The second body of work is characterised by the Marked paintings. Marked (Cerulean) and Marked (Violet) are High Modernist territory with their introspective, slightly melancholic cool colour fields. There is an ironic redeployment of the bag handles of the Baggage works. It almost seems as if the dark, opaque veils of past work have returned, except that the artist gouges though the surface shell of paint, violently cutting to reveal the more delicate colour beneath. She does this in a precisely controlled way that doesn’t penetrate the canvas, but quite a different effect to sgraffito into wet paint. Like an act of self-mutilation it intimates a desire for control and autonomy in a frightening, chaotic and arbitrary universe. The scratches have a vaguely Cy Twombly feeling, an ascemic shorthand that brings to mind A. R. D. Fairburn’s nasty quip comparing McCahon’s style to graffiti on the walls of a celestial toilet, but turned on its head to become an oracular inscription.

The most prominent works in the show, the two that give it its name, are Trappings (Lamp Black) and She (Traps). They dominate an entire wall and, though separate works, are aligned in such a way as to make them mutually symbiotic. The smaller work, She (Traps), is startlingly figurative among all this pure abstraction.

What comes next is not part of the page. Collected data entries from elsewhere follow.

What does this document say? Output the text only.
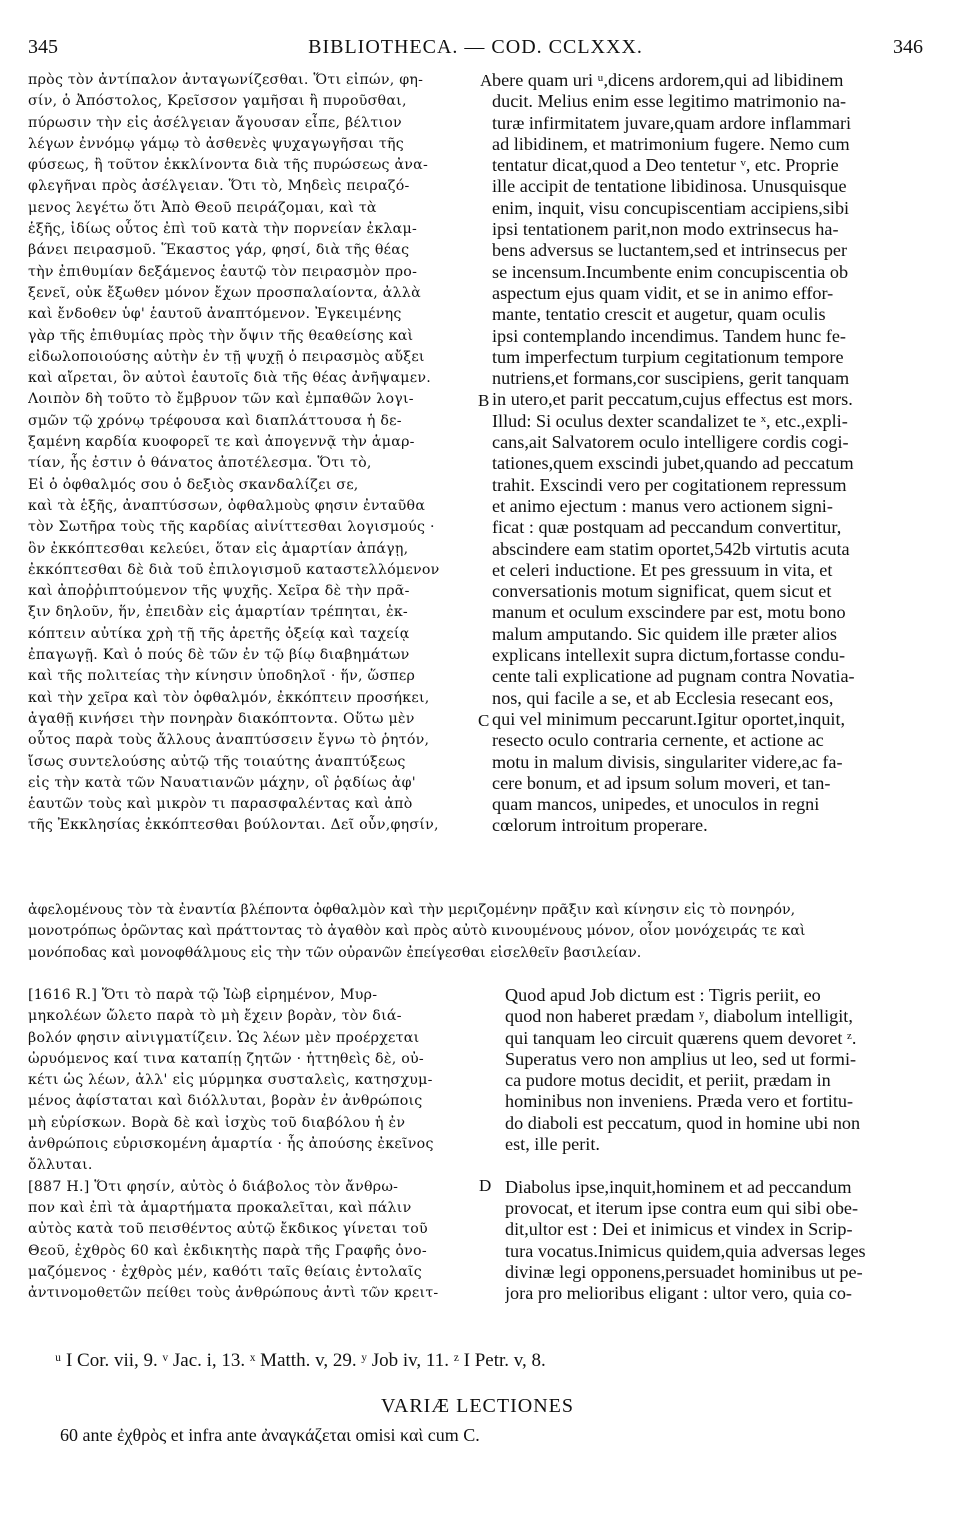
345	BIBLIOTHECA. — COD. CCLXXX.	346
πρὸς τὸν ἀντίπαλον ἀνταγωνίζεσθαι. Ὅτι εἰπών, φη-
σίν, ὁ Ἀπόστολος, Κρεῖσσον γαμῆσαι ἢ πυροῦσθαι,
πύρωσιν τὴν εἰς ἀσέλγειαν ἄγουσαν εἶπε, βέλτιον
λέγων ἐννόμῳ γάμῳ τὸ ἀσθενὲς ψυχαγωγῆσαι τῆς
φύσεως, ἢ τοῦτον ἐκκλίνοντα διὰ τῆς πυρώσεως ἀνα-
φλεγῆναι πρὸς ἀσέλγειαν. Ὅτι τὸ, Μηδεὶς πειραζό-
μενος λεγέτω ὅτι Ἀπὸ Θεοῦ πειράζομαι, καὶ τὰ
ἑξῆς, ἰδίως οὗτος ἐπὶ τοῦ κατὰ τὴν πορνείαν ἐκλαμ-
βάνει πειρασμοῦ. Ἕκαστος γάρ, φησί, διὰ τῆς θέας
τὴν ἐπιθυμίαν δεξάμενος ἑαυτῷ τὸν πειρασμὸν προ-
ξενεῖ, οὐκ ἔξωθεν μόνον ἔχων προσπαλαίοντα, ἀλλὰ
καὶ ἔνδοθεν ὑφ' ἑαυτοῦ ἀναπτόμενον. Ἐγκειμένης
γὰρ τῆς ἐπιθυμίας πρὸς τὴν ὄψιν τῆς θεαθείσης καὶ
εἰδωλοποιούσης αὐτὴν ἐν τῇ ψυχῇ ὁ πειρασμὸς αὔξει
καὶ αἴρεται, ὃν αὐτοὶ ἑαυτοῖς διὰ τῆς θέας ἀνῆψαμεν.
Λοιπὸν δὴ τοῦτο τὸ ἔμβρυον τῶν καὶ ἐμπαθῶν λογι-
σμῶν τῷ χρόνῳ τρέφουσα καὶ διαπλάττουσα ἡ δε-
ξαμένη καρδία κυοφορεῖ τε καὶ ἀπογεννᾷ τὴν ἁμαρ-
τίαν, ἧς ἐστιν ὁ θάνατος ἀποτέλεσμα. Ὅτι τὸ,
Εἰ ὁ ὀφθαλμός σου ὁ δεξιὸς σκανδαλίζει σε,
καὶ τὰ ἑξῆς, ἀναπτύσσων, ὀφθαλμοὺς φησιν ἐνταῦθα
τὸν Σωτῆρα τοὺς τῆς καρδίας αἰνίττεσθαι λογισμούς ·
ὃν ἐκκόπτεσθαι κελεύει, ὅταν εἰς ἁμαρτίαν ἀπάγῃ,
ἐκκόπτεσθαι δὲ διὰ τοῦ ἐπιλογισμοῦ καταστελλόμενον
καὶ ἀποῤῥιπτούμενον τῆς ψυχῆς. Χεῖρα δὲ τὴν πρᾶ-
ξιν δηλοῦν, ἥν, ἐπειδὰν εἰς ἁμαρτίαν τρέπηται, ἐκ-
κόπτειν αὐτίκα χρὴ τῇ τῆς ἀρετῆς ὀξείᾳ καὶ ταχείᾳ
ἐπαγωγῇ. Καὶ ὁ πούς δὲ τῶν ἐν τῷ βίῳ διαβημάτων
καὶ τῆς πολιτείας τὴν κίνησιν ὑποδηλοῖ · ἥν, ὥσπερ
καὶ τὴν χεῖρα καὶ τὸν ὀφθαλμόν, ἐκκόπτειν προσήκει,
ἀγαθῇ κινήσει τὴν πονηρὰν διακόπτοντα. Οὕτω μὲν
οὗτος παρὰ τοὺς ἄλλους ἀναπτύσσειν ἔγνω τὸ ῥητόν,
ἴσως συντελούσης αὐτῷ τῆς τοιαύτης ἀναπτύξεως
εἰς τὴν κατὰ τῶν Ναυατιανῶν μάχην, οἳ ῥᾳδίως ἀφ'
ἑαυτῶν τοὺς καὶ μικρὸν τι παρασφαλέντας καὶ ἀπὸ
τῆς Ἐκκλησίας ἐκκόπτεσθαι βούλονται. Δεῖ οὖν,φησίν,
bere quam uri ᵘ,dicens ardorem,qui ad libidinem
ducit. Melius enim esse legitimo matrimonio na-
turæ infirmitatem juvare,quam ardore inflammari
ad libidinem, et matrimonium fugere. Nemo cum
tentatur dicat,quod a Deo tentetur ᵛ, etc. Proprie
ille accipit de tentatione libidinosa. Unusquisque
enim, inquit, visu concupiscentiam accipiens,sibi
ipsi tentationem parit,non modo extrinsecus ha-
bens adversus se luctantem,sed et intrinsecus per
se incensum.Incumbente enim concupiscentia ob
aspectum ejus quam vidit, et se in animo effor-
mante, tentatio crescit et augetur, quam oculis
ipsi contemplando incendimus. Tandem hunc fe-
tum imperfectum turpium cegitationum tempore
nutriens,et formans,cor suscipiens, gerit tanquam
in utero,et parit peccatum,cujus effectus est mors.
Illud: Si oculus dexter scandalizet te ˣ, etc.,expli-
cans,ait Salvatorem oculo intelligere cordis cogi-
tationes,quem exscindi jubet,quando ad peccatum
trahit. Exscindi vero per cogitationem repressum
et animo ejectum : manus vero actionem signi-
ficat : quæ postquam ad peccandum convertitur,
abscindere eam statim oportet,542b virtutis acuta
et celeri inductione. Et pes gressuum in vita, et
conversationis motum significat, quem sicut et
manum et oculum exscindere par est, motu bono
malum amputando. Sic quidem ille præter alios
explicans intellexit supra dictum,fortasse condu-
cente tali explicatione ad pugnam contra Novatia-
nos, qui facile a se, et ab Ecclesia resecant eos,
qui vel minimum peccarunt.Igitur oportet,inquit,
resecto oculo contraria cernente, et actione ac
motu in malum divisis, singulariter videre,ac fa-
cere bonum, et ad ipsum solum moveri, et tan-
quam mancos, unipedes, et unoculos in regni
cœlorum introitum properare.
ἀφελομένους τὸν τὰ ἐναντία βλέποντα ὀφθαλμὸν καὶ τὴν μεριζομένην πρᾶξιν καὶ κίνησιν εἰς τὸ πονηρόν,
μονοτρόπως ὁρῶντας καὶ πράττοντας τὸ ἀγαθὸν καὶ πρὸς αὐτὸ κινουμένους μόνον, οἷον μονόχειράς τε καὶ
μονόποδας καὶ μονοφθάλμους εἰς τὴν τῶν οὐρανῶν ἐπείγεσθαι εἰσελθεῖν βασιλείαν.
[1616 R.] Ὅτι τὸ παρὰ τῷ Ἰὼβ εἰρημένον, Μυρ-
μηκολέων ὤλετο παρὰ τὸ μὴ ἔχειν βορὰν, τὸν διά-
βολόν φησιν αἰνιγματίζειν. Ὡς λέων μὲν προέρχεται
ὠρυόμενος καί τινα καταπίῃ ζητῶν · ἡττηθεὶς δὲ, οὐ-
κέτι ὡς λέων, ἀλλ' εἰς μύρμηκα συσταλεὶς, κατησχυμ-
μένος ἀφίσταται καὶ διόλλυται, βορὰν ἐν ἀνθρώποις
μὴ εὑρίσκων. Βορὰ δὲ καὶ ἰσχὺς τοῦ διαβόλου ἡ ἐν
ἀνθρώποις εὑρισκομένη ἁμαρτία · ἧς ἀπούσης ἐκεῖνος
ὄλλυται.
[887 H.] Ὅτι φησίν, αὐτὸς ὁ διάβολος τὸν ἄνθρω-
πον καὶ ἐπὶ τὰ ἁμαρτήματα προκαλεῖται, καὶ πάλιν
αὐτὸς κατὰ τοῦ πεισθέντος αὐτῷ ἔκδικος γίνεται τοῦ
Θεοῦ, ἐχθρὸς 60 καὶ ἐκδικητὴς παρὰ τῆς Γραφῆς ὀνο-
μαζόμενος · ἐχθρὸς μέν, καθότι ταῖς θείαις ἐντολαῖς
ἀντινομοθετῶν πείθει τοὺς ἀνθρώπους ἀντὶ τῶν κρειτ-
Quod apud Job dictum est : Tigris periit, eo
quod non haberet prædam ʸ, diabolum intelligit,
qui tanquam leo circuit quærens quem devoret ᶻ.
Superatus vero non amplius ut leo, sed ut formi-
ca pudore motus decidit, et periit, prædam in
hominibus non inveniens. Præda vero et fortitu-
do diaboli est peccatum, quod in homine ubi non
est, ille perit.

Diabolus ipse,inquit,hominem et ad peccandum
provocat, et iterum ipse contra eum qui sibi obe-
dit,ultor est : Dei et inimicus et vindex in Scrip-
tura vocatus.Inimicus quidem,quia adversas leges
divinæ legi opponens,persuadet hominibus ut pe-
jora pro melioribus eligant : ultor vero, quia co-
A
B
C
D
ᵘ I Cor. vii, 9. ᵛ Jac. i, 13. ˣ Matth. v, 29. ʸ Job iv, 11. ᶻ I Petr. v, 8.
VARIÆ LECTIONES
60 ante ἐχθρὸς et infra ante ἀναγκάζεται omisi καὶ cum C.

A direct echo of the powerful psychological drawings of Le Lievre’s On / Out exhibition, and showing the artist’s mastery of the figurative as well as the abstract, it depicts a mysterious, even ominous female figure, her face obscured either by a veil (shades of the mysterious veiled statue of Isis at Saïs in Egypt) or hair (unsettling like the ghost girl in the Ring movies). Dribbles of paint around her head form something like a crown of thorns. She is connected by a swoosh of paint to the larger Trappings (Lamp Black) which is more typically abstract and a tour de force of the artist’s manipulation of oil effects and surfaces, though the viewer could be forgiven as seeing it as a giant demonic bat. The relationship between the two works is ambiguous; is the woman emerging Venus-like from some amniotic Id, connected by that umbilical of paint, or does the larger work emerge from her head like a thought bubble in a comic book?

Perhaps most intriguing of all is the least conspicuous work in the show, Fly Catcher, a one-off 440 x 485 mm black and white photographic inkjet print of the artist lying on the floor in an ambiguous room. A blob of dark red-black obscures her legs as if to consume her. Another blob in muddy pale blue hovers above her, echoing her prone form like an ectoplasmic aura in a Victorian spirit photograph. It tantalises us with the possibility it is some kind of Rosetta Stone that can unlock the mysteries of the other paintings. Her ambiguously classical attire and turned-away face hint at autobiographical connections with She (Traps) and the On / Out works, but as to what exactly, is for the artist to know and the viewer to speculate.